The fierce political battle over President Bush’s judicial nominations may soon reach a climax, as talk of a compromise swept through the Capitol this week.
But with each side escalating its rhetoric to a fever pitch and their loyal allies mounting a multimillion-dollar ad campaign, the possibility of a bipartisan deal seemed problematic at best.
The whole business has been clouded by a confusing fog of issues, from religious beliefs to constitutional checks and balances, that seem to have strayed from the central rulemaking issue before the Senate: Should a minority of senators be allowed to prevent a simple up-or-down vote on judicial nominees?
The Democrats believe they have the right to use — I would say abuse — the filibuster rule for unlimited debate in confirmation proceedings for the sole purpose of preventing a vote, unless a supermajority of 60 senators agrees to end that debate and proceed to a roll call vote.
But the Constitution gives them no such right and for more than 200 years the Senate, with virtually no exceptions, has brought a president’s judicial nominees up for a vote in the Judiciary Committee, and if reported to the full Senate, for an up-or-down vote by a simple majority.
The Constitution merely says the president “shall have power, by and with the advice and consent of the Senate” to appoint judges. The Senate has the right to reject such judges, but does it have the legal right — once a nomination is before the Senate — to actively prevent a vote on the president’s nominee in a self-governing democracy such as ours?
Clearly, the minority does not have that right and the Democrats who claim they do are, well, being undemocratic.
The Senate’s filibuster rule of unlimited debate (the House has no such rule) was created to guarantee the rights of the minority for a full and fair discussion of every piece of legislation. The rule is there to prevent the tyranny of the majority from riding roughshod over the minority.
A single senator can object to a bill and filibuster against it until the majority can get cloture to end “debate” and proceed to a vote. Such a rule has an appropriate place in legislative proceedings no matter how inconvenient it can sometimes be for the orderly flow of public business.
The genius of our representative form of government is in part due to the legislative hoops and hurdles the Founding Fathers created to make it difficult for bad legislation to become law.
Unlimited debate, by which a senator may hope to kill or at least stall a bill or amendment to extract some change in its provisions, was put into the Senate’s rules for just this reason.
But applying the filibuster rule to prevent the Senate from carrying out its constitutionally granted authority to approve or disapprove each judicial nominee clearly violates our nation’s governing document.
It is not entirely clear a majority of Americans fully understand the ramifications of all this. A Washington Post-ABC News Poll this week found 66 percent of 1,007 randomly selected adults oppose Senate Majority Leader Bill Frist’s proposal to require a majority vote for all judicial nominees.

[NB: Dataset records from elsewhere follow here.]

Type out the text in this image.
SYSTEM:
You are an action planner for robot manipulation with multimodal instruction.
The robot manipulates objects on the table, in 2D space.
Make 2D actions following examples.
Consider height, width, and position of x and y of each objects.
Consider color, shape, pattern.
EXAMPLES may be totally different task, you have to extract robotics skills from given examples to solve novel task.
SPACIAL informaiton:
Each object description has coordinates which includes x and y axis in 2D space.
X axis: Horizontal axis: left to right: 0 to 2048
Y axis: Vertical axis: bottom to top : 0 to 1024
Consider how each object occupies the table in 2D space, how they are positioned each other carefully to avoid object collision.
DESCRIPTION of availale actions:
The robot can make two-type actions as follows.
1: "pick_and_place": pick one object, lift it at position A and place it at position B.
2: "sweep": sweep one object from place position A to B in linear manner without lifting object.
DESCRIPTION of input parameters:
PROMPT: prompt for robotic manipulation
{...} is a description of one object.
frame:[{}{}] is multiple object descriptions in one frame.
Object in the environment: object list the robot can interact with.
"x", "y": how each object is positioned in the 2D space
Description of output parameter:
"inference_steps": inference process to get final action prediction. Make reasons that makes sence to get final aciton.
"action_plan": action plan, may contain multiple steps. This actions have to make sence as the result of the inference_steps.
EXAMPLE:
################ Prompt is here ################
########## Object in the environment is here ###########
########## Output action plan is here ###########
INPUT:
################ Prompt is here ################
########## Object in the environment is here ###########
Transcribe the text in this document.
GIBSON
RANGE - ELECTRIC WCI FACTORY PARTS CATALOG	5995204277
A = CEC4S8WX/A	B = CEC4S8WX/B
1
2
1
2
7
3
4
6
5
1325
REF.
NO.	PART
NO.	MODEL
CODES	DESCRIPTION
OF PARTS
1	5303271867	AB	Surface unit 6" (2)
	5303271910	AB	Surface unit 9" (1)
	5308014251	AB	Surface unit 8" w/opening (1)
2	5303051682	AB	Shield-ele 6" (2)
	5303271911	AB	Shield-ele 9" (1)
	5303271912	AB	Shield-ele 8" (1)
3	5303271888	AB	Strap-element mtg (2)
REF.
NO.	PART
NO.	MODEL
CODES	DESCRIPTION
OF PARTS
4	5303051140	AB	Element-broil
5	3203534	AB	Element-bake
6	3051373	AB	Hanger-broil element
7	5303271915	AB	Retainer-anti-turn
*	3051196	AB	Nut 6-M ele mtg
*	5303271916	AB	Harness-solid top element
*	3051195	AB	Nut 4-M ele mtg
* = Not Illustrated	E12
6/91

But note how the question was phrased: “Would you support or oppose changing Senate rules to make it easier for the Republicans to confirm Bush’s judicial nominees?” Nothing in this question reflects the real issue before the Senate, which is bringing the president’s nominees up for a vote.
The partisan phrase “easier for the Republicans,” leaves a lot to the imagination if one doesn’t know what the rule change actually would do.